What I always enjoy doing at a thrift store, however, is being haughty and judgmental about the items for sale. Items which used to be owned by people and so, theoretically, actually cost real money at one point. I can understand why all the items I see were given away. What I can't understand is why certain pieces were purchased in the first place.

A recent thrift store trip yielded examples. WHY would someone buy:

1. A large, framed painting of the Titanic. With the words: Titanic, On Her Maiden Voyage emblazoned beneath. Why would anyone want to hang a picture of a doomed ship? What values could this painting possibly represent? You can't hang it in a home - what would you say? "Here's Jimmy's first grade picture. And oh yes - here's a snapshot of several thousand people about to die. Tea?" Neither could the painting blend in with the Successories line of posters in an office. I don't even want to think about the corporate motivation which might stem from hanging that one.

2. Anything painted on velvet. I understand that the seventies occurred, but I don't understand why anyone thought a painting of anything on black velvet was a good idea. Yesterday I saw a painting of a clown on black velvet. I wasn't sure what the artist was trying to convey. It was like watching Ronald McDonald posing for an adult movie. Not good.

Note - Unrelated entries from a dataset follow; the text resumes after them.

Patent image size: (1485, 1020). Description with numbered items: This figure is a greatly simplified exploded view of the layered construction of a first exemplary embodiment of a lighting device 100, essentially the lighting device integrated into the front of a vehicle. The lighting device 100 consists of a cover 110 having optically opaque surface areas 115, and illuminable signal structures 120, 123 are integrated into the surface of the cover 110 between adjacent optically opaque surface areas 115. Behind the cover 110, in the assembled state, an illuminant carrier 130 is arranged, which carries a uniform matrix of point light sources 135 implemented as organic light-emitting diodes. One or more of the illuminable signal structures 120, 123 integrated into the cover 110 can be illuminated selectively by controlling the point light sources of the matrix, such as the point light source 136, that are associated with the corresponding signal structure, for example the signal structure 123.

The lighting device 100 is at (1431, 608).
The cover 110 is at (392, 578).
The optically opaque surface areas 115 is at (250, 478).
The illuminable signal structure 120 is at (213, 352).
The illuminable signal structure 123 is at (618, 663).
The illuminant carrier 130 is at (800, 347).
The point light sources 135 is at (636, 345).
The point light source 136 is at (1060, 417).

3. Family Reunion Tee Shirts. Okay, I can understand why someone would buy one. I do not, however, get why anyone would expect a complete stranger to think wearing the "Brown Family Reunion 1996" tee shirt and matching hat was a good idea.

4. Vinyl clothing. Shouldn't S&M shops start opening their own consignment gigs?

5. A one legged jack-in-the-box, minus the box, hanging from a swing. Again, I'm concerned. This was not a jack-in-the-box missing a leg; he never had one. He had one carved leg and was suspended between two wires, and if you touched him, he swung in between the two wires. Kicking that one leg out. Definitely not appropriate for children. I mean, really: a swinging, one-legged, boxless Jack? Did anyone else watch HBO's Carnivale?

I could go on. On most home organization how-to shows, they encourage people to purge their houses into three piles: keep, donate, and trash. Clearly, people are getting 'donate' and 'trash' completely confused. I need to add another entry to my dream job list: being the person to approve or deny donations. I can see it now... a little clipboard, a badge, an attitude and an eagle eye:

"You! With the Empire State Building Lamp - don't even think about it."